To counter this increase, the Biden administration reopened a surge facility in Texas that had been originally opened and then closed by the prior administration. Another facility is planned to open in Michigan.
An NPR article from March 18 revealed that in excess of 500 children spent at least 10 days in the detention centers that are run by Customs and Border Protection — in direct violation of federal law which states that minors can only be held up to 72 hours.
President Biden also campaigned on a pledge to reverse former President Trump’s orders saying, “There will not be another foot of wall constructed on my administration, No. 1.”

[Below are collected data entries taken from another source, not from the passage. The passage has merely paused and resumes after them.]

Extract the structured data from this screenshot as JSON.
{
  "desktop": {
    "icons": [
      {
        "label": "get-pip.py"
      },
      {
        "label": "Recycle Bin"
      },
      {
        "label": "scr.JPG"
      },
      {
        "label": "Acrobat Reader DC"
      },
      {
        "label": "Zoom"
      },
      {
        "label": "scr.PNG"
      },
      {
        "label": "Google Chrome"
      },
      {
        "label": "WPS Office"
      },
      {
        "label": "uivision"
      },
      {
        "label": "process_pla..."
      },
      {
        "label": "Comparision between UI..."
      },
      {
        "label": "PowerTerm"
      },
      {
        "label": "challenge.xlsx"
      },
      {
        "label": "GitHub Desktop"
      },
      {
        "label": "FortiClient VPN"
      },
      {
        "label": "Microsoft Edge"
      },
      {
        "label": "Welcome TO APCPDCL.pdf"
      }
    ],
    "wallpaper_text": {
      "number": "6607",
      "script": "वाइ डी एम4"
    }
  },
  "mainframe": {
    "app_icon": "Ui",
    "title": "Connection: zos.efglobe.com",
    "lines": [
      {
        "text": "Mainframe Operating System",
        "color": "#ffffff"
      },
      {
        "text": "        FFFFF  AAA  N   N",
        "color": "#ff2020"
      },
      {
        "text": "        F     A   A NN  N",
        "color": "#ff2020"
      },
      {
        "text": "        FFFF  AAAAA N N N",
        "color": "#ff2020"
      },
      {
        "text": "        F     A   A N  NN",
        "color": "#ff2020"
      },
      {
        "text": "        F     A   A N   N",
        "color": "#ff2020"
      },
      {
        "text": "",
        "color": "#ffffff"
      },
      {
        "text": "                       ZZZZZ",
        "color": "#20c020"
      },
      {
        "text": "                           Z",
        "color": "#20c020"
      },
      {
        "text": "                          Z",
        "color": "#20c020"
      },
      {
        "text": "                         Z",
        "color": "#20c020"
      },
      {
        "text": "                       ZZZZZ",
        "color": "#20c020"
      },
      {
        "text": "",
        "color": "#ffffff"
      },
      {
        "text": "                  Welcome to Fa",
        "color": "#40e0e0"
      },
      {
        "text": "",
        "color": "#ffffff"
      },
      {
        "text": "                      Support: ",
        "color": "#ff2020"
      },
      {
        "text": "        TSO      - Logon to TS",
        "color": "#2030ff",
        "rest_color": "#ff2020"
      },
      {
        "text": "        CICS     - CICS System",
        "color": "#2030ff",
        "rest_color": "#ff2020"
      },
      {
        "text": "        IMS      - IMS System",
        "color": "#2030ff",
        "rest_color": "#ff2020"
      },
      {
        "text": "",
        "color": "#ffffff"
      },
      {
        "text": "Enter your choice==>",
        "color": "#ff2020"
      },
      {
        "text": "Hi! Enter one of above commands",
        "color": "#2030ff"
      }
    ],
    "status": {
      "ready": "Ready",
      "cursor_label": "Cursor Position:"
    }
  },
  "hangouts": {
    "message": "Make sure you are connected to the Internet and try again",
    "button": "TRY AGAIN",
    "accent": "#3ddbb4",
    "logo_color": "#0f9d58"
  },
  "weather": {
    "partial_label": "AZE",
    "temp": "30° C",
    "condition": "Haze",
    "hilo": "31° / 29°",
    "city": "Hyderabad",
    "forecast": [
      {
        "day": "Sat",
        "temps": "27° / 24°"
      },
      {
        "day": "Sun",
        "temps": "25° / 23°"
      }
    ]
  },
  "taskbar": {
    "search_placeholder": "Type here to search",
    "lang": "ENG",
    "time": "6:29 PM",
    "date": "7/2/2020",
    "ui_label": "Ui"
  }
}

This was in August 2020. It is now April 2021 and Department of Homeland Security Secretary Alejandro Mayorkas told employees that construction may continue to “plug” the gaps in between sections of wall.
On Tuesday, April 13, Judge Micaela Alvarez of the Texas Southern District Court further muddied the waters. That day, the judge—after several years of court battle—ruled that the federal government can claim eminent domain to seize Baudilia “Lilly” Cavazos Rodriguez and her two siblings’ land, approximately 70 acres, for the continued construction of the border wall.
The process to seize their land began in late 2019 and they believed, based on campaign promises, that the case would be dropped. Even the Department of Justice was taken by surprise. The DOJ, taking cue from Biden’s pledge—are you noticing a theme yet?—asked for continuances for pending cases.
On top of all of that, people are continuing to protest the ongoing excessive use of force and use of less-than-lethal munitions, including CS gas. This is especially the case at the South Waterfront ICE facility where the Cottonwood School of Civics and Science is right next door.
All these causes have resulted in nine-plus months of protests, countless deployments of chemical munitions and projectiles, and the school’s playground remains closed due to contaminated soils. Despite several pleas from the Cottonwood School Parents for a Chemical Weapon Free Neighborhood and public officials, the Department of Homeland Security has refused to reply, or cease their use of munitions.
If it’s not clear, the point is that we may have changed administrations but, regardless, practices are remaining the same. That is why people are protesting still.